Kawasaki, Japan, March 06, 2015
Fujitsu today announced that it has developed the industry's first technology that provides highly accurate detection of people's movements and that can recognize the flow of people from low-resolution imagery incapable of distinguishing faces.
In existing systems that analyze video taken from surveillance cameras and recognize flows of people, the problem has been that the resolution may be high enough to identify individuals, rendering the footage unusable. Now Fujitsu Laboratories has developed technology that, even when the overall image resolution has been degraded from high to low resolution so that people's faces cannot be recognized, extracts multiple defining features of an individual, thereby making it possible to detect the person's movement with a high degree of accuracy.
This makes it possible to detect people in video with resolution low enough to mitigate anxieties about privacy, and thereby enable recognition of people's movement.
Details of this technology are being presented at the Information Processing Society of Japan's technical committee conference, "Computer Vision and Image Media", opening March 6 at Tohoku University.
In recent years, data on the movement paths of people inside a facility or on the streets of a city have started to be used by stores, for example, to optimize the selection of a store location or the arrangement of merchandize or deployment of staff inside a store, in order to improve customer service. There are rising expectations about the use of data on pedestrian flows in cities to relieve congestion when there are events, to devise operating plans for public transportation systems, and to guide evacuations during disaster emergencies.
Figure 1: Recognition and utilization of patterns in the flow of people
Larger View (77 KB)
When video images from surveillance cameras installed on city streets or in commercial facilities are used to recognize flows of pedestrian traffic, the privacy of individuals whose movements are being recorded need to be taken into consideration. As the resolution of these cameras has improved, it has become possible to clearly recognize a person's face, which, although unproblematic from the perspective of crime prevention, raises privacy issues when third parties have information on a person's movements, such as what the person was doing at a particular time and place.
Typically, the following technologies are used to extract information on flows of people.
- Person detection: extract a person-like shape from an image.
- Person matching: using multiple cameras, determine whether a person detected by one camera is the same person detected by other cameras.
Because these technologies have used information detected from a person's face, build, gender, and other personal characteristics to determine if it is the same person, the problem has been that the person may be identified, causing the video to be unusable.
About the Technology
Using features that people have in common, Fujitsu Laboratories has devised person-recognition technology that extracts body-like shapes such as heads and torsos in low resolution images, and determines if the person is the same based on clothing colors. Key features of the technology are as follows:
1. Person detection using low-resolution images (Figure 2)
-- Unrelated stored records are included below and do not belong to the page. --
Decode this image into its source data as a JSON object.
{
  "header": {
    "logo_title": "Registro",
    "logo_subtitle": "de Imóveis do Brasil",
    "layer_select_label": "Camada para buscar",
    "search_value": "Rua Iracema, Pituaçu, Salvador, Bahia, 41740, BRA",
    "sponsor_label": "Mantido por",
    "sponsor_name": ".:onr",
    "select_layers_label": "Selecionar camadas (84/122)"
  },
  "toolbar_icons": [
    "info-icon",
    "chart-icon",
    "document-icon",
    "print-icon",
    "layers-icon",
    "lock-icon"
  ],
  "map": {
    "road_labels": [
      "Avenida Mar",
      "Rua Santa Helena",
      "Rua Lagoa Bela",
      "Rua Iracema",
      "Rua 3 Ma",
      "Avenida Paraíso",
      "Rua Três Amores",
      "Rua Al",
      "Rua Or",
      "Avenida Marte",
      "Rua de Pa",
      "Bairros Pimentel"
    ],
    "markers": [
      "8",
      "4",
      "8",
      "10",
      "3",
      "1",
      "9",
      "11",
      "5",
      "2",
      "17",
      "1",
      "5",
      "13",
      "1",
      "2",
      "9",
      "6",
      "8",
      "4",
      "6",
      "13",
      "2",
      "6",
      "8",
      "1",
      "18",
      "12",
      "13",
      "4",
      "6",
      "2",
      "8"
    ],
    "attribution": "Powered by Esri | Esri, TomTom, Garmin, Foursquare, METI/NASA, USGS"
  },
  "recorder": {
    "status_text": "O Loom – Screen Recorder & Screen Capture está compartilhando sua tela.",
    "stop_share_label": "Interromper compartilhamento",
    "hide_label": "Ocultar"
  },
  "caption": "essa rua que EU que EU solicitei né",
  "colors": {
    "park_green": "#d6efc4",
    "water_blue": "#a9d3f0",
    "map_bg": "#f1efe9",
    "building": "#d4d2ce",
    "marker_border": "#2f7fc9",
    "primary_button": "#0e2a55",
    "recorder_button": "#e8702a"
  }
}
Fujitsu Laboratories focused on the fact that, even in low-resolution images, the head persists as a distinctive human characteristic that is unaffected by a person's posture or the angle from which the person is seen. Regardless of whether viewed from the front, back, left, or right side, the established characteristics of the head being a roughly elliptical shape and at the top of a person's body have the advantage of persisting even in low-resolution images.
The actual extraction process is as follows:
- Focusing on head-shaped characteristics in the input image (Figure 2-left), extract head-shaped candidates (Figure 2-middle).
- Because many similar shapes were detected, treating the lower ones as torso shapes makes it possible to accurately detect people even from low-resolution images (Figure 2-right).
- Based on the people detected in Step 2, detect their relative proximity to the camera, beginning with the closest person, and update the image of more distant persons to compensate for partially obscured areas of a body. This makes it possible to accurately detect even multiple, overlapping people.
This technology can independently recognize the heads and torsos of multiple people.
Figure 2: Human features extraction from low-resolution imagery
(Left: input image; Middle: First-round detection; Right: Detection results)
2. Person matching from low-resolution images using clothing colors (Figure 3)
Matching a single detected person between multiple cameras makes it possible to recognize a person's movements between cameras.
The same color can be extracted regardless of resolution, but typically in low-resolution images, the colors of smaller areas are absorbed and mixed into adjacent areas, making good detection impossible. By selectively extracting only the distinctive colors of a person's clothing, Fujitsu Laboratories has been able to perform reliable person matching using low-resolution images.
Figure 3: Person matching using low-resolution images
Until now, it has been difficult to perform person detection and person matching using low-resolution images in which a person's face cannot be identified, but using the technology it developed, Fujitsu Laboratories performed an indoor trial, in which it was able to detect, in the flow of people, the paths of approximately 80% of the people(1).
As a result, when arranging merchandize or deploying staff inside a store, for example, it makes it possible to use surveillance camera images that respect the privacy of the people whose images are being recorded, and enables the use of images that do not identify individuals to improve customer service.
Fujitsu Laboratories plans to conduct more practical testing to improve detection accuracy, and aims for commercial implementation during fiscal 2015.